To Ji Then, a native and citizen of Indonesia, petitions for review of the Board of Immigration Appeals’ (“BIA”) order dismissing his appeal from an immigration judge’s decision denying his application for asylum, withholding of removal, and protection under the Convention Against Torture (“CAT”). We have jurisdiction under 8 U.S.C. § 1252. We review for substantial evidence the agency’s factual findings. Zehatye v. Gonzales, 458 F.3d 1182, 1184-85 (9th Cir.2006). We deny the petition for review.

Because our review is limited to the administrative record, we do not consider the religious freedom reports Then submitted. See Fisher v. INS, 79 F.3d 955, 963 (9th Cir.1996) (en banc); cf. Gafoor v. INS, 231 F.3d 645, 655-57 (9th Cir.2000). We deny Then’s motion for judicial notice and deny the government’s motion to strike.

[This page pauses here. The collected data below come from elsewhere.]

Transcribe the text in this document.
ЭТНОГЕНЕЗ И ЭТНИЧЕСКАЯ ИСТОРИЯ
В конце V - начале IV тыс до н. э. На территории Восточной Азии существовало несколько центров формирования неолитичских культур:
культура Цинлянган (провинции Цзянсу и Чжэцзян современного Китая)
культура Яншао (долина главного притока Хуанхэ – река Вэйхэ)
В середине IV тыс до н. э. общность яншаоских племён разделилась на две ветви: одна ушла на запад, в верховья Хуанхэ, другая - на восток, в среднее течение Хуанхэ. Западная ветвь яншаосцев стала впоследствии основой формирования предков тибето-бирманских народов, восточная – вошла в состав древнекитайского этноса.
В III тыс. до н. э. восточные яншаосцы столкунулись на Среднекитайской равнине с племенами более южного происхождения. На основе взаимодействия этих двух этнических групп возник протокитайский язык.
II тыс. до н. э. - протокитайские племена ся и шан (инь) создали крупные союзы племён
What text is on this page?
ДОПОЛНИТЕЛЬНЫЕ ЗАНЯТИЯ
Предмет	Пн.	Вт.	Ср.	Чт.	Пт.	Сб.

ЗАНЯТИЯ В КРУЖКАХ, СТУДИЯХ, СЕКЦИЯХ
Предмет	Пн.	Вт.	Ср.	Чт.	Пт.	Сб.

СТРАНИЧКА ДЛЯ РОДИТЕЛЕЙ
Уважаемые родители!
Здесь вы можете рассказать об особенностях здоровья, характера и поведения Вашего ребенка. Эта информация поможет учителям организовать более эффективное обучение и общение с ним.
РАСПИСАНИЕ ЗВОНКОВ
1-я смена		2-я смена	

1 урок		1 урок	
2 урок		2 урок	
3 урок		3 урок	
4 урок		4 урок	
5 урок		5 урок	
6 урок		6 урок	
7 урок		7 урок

Among other things, Then testified that he faced mistreatment in elementary and high school, suffered a beating near his church, and had to pay bribes to government officials. These incidents, even considered cumulatively, do not compel a finding of past persecution. See Hoxha v. Ashcroft, 319 F.3d 1179, 1182 (9th Cir.2003) (lifetime of harassment and mistreatment including beating and threats of harm or death was not “so severe as to compel a finding of past persecution”). Further, substantial evidence supports the BIA’s finding that Then did not show the harms to his parents and brother were directed at him. See Wakkary v. Holder, 558 F.3d 1049, 1059-60 (9th Cir.2009) (harms to associates that were not part of a pattern of persecution closely tied to petitioner did not compel finding of past persecution). In addition, substantial evidence supports the BIA’s finding that Then failed to establish a well-founded fear of persecution, even under a disfavored group analysis, because he did not demonstrate sufficient individualized risk. See Halim v. Holder, 590 F.3d 971, 979 (9th Cir.2009) (petitioner failed to show he was individually targeted or likely to be individually targeted where he “failed to offer any evidence that distinguishes his exposure from those of all other ethnic Chinese Indonesians”); cf. Sael v. Ashcroft, 386 F.3d 922, 927-29 (9th Cir.2004). We reject Then’s request that the court reconsider its stance regarding a pattern or practice of persecution.

Because Then failed to meet the lower standard of proof for asylum, his claim for withholding of removal necessarily fails. See Zehatye, 453 F.3d at 1190.

Finally, substantial evidence supports the BIA’s denial of CAT relief because Then failed to establish it is more likely than not that he will be tortured if returned to Indonesia. See Wakkary, 558 F.3d at 1067-68.

PETITION FOR REVIEW DENIED.

**

This disposition is not appropriate for publication and is not precedent except as provided by 9th Cir. R. 36-3.